A friend of mine plays the guitar. Another battles it out on World of Warcraft – or whatever it is one does on World of Warcraft.

More important than the actual activity is the result of the activity, which is to let your mind engage in and enjoy something unrelated to work.

6. Talk about the weather.

It’s hard for me to type or say that sentence without singing it in manner of DMB’s “So Much To Say” (but, in my defense, I often break into some DMB song mid-conversation – out loud or in my head). Why? Because I love Dave Matthews Band. Most people who know me (and many who only slightly know me) know this about me, because I talk about it a lot, play their music a lot, head off to shows a lot…

See what I did there? I talked about something unrelated to writing and work. You, too, should make it a point to do that at least once a day. Even though you love writing, you have other interests and other things going on in your life, too – as do your family and friends – and it’s great to keep those close to the surface.
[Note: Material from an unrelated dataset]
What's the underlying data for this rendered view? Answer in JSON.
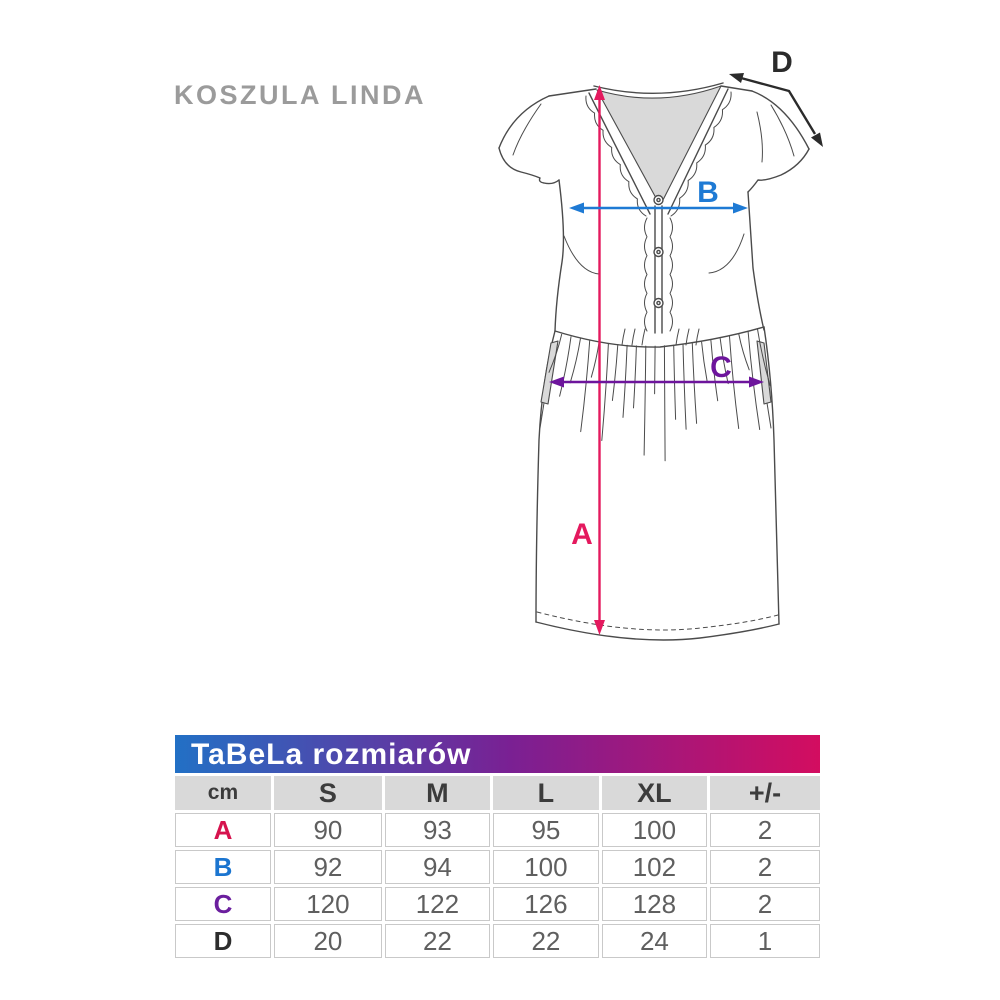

7. Cut yourself some slack.

Look, I know it’s important to send invoices, update your blog, follow up with potential clients, and – oh yeah – meet deadlines, but there will come situations when you’ll need to cut yourself some slack.

Maybe a neighbor has an emergency and needs you to babysit; perhaps your best friend calls you up for some serious advice. You’re more than happy to help out (as well you should be), but it’s important not to beat yourself up over those lost hours once the day’s finished.
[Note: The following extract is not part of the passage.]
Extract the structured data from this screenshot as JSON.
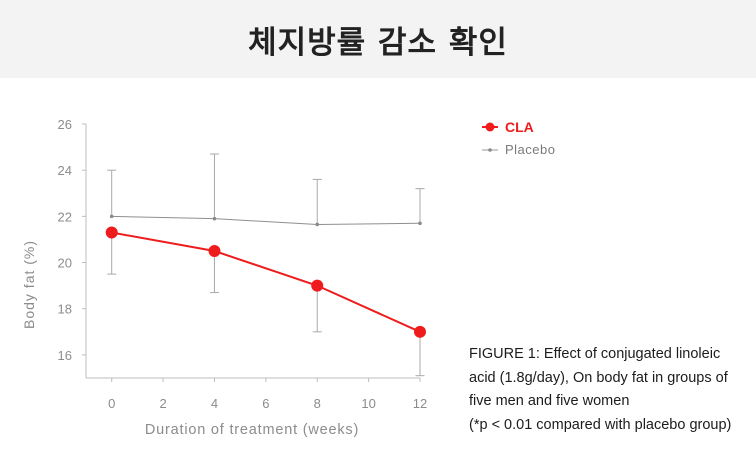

So, you might need to put that blog post off until tomorrow or maybe you’ll have to finish up a project in the morning. Life goes on when you’re writing, and when you’re not. I promise.

8. Pray.

…or meditate, or reflect – whatever you do, just do it. Even if you’re not a religious or spiritual person, you don’t have to mindlessly amble through your day, unaware of your ups and downs and unwilling to pause and think about them.
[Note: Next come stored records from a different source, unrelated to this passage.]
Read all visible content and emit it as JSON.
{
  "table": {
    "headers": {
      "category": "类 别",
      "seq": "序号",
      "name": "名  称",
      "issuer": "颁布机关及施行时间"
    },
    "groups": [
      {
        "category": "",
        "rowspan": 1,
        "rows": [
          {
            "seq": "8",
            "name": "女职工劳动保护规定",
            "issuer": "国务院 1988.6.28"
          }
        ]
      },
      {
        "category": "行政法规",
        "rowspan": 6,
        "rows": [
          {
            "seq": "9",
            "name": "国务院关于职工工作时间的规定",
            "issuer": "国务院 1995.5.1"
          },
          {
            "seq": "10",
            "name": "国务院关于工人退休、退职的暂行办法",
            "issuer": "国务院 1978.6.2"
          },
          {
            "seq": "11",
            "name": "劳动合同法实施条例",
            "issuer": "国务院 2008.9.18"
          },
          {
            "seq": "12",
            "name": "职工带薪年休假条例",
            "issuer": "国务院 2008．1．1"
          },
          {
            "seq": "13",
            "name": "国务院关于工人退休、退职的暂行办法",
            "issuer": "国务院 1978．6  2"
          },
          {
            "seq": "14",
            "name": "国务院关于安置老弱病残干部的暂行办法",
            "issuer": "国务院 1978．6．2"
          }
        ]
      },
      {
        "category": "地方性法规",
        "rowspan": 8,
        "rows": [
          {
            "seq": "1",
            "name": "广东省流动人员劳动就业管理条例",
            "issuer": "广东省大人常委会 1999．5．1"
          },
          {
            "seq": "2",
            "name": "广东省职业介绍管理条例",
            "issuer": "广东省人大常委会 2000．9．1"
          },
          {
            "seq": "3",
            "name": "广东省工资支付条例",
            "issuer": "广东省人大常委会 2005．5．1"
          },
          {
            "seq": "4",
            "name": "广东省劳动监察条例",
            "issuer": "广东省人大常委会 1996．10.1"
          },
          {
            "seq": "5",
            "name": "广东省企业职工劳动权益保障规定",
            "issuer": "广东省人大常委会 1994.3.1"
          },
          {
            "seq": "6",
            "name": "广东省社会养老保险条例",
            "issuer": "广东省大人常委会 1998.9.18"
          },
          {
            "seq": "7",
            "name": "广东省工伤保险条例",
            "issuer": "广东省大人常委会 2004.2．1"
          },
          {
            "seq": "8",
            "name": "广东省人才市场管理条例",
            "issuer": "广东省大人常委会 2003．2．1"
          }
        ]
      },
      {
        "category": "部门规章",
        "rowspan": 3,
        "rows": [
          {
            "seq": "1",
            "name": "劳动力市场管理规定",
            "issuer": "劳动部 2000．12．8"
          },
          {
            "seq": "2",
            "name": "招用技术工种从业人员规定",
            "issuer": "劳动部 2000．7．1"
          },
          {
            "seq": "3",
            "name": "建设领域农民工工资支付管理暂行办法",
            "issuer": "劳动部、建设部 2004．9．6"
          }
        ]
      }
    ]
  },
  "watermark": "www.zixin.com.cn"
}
Wake up each morning and consciously think about what you want to accomplish, or go to bed each night and reflect on how your day went. Focus on what you enjoyed and are thankful for and spend some time musing on what you’ll do differently next time.

9. Sleep.

Pretty self-explanatory, I think, but – sleep.

Writers are notorious for sacrificing sleep for work, and although, having been in the situation once or twice, I recognize the occasional need for late nights, I also recognize the extreme need to keep them occasional.

Otherwise, you risk producing crap, which can mean anything from having to dig around and find extra time for editing to losing a client.

How about YOU? Are these things you already make time for, or are aware of, each day? Are there things you’d add to the list, or even take away?

* I swear, I didn’t know how to spell that word until just now.


{ 4 comments… read them below or add one }

Michael Hoppal November 3, 2011 at 7:40 pm

I think that last one is perhaps the hardest… I tend to have a “I’ll do it later” mentality when it comes to sleep – especially when I’m starting a new project. Indeed, that’s one way to guarantee I take myself out of commission for a few days once the productive-bug stops biting me.

Alicia November 4, 2011 at 11:41 am

@ Michael – HA! I used to have the same mentality. I’d be lying if I said I didn’t miss it sometimes. It’s amazing how much you can get finished when everyone else is in bed, hmm? 🙂

Becky Tumidolsky January 27, 2014 at 3:51 pm

This is terrific advice. One thing I almost never do is write for myself. There’s a book in my head (well, outlined on paper), but between freelance work, family, networking and self-promotion, household administration, and volunteer commitments, I’m maxed out.

Alicia Sparks January 27, 2014 at 4:12 pm

I completely understand being maxed out — great way to put it. Some people would suggest getting up a little earlier or going to bed just a little later, but I’m wondering if it’s absolutely impossible to write for yourself every day, a writer could do it every other day, or even just once or twice a week. Maybe even schedule a time to go somewhere else, away from all the distractions of home (the park, coffee shop, etc.) and just write.

Thanks so much for sharing Becky. I know I share your frustrations, and I’m sure so many other freelancers do, too.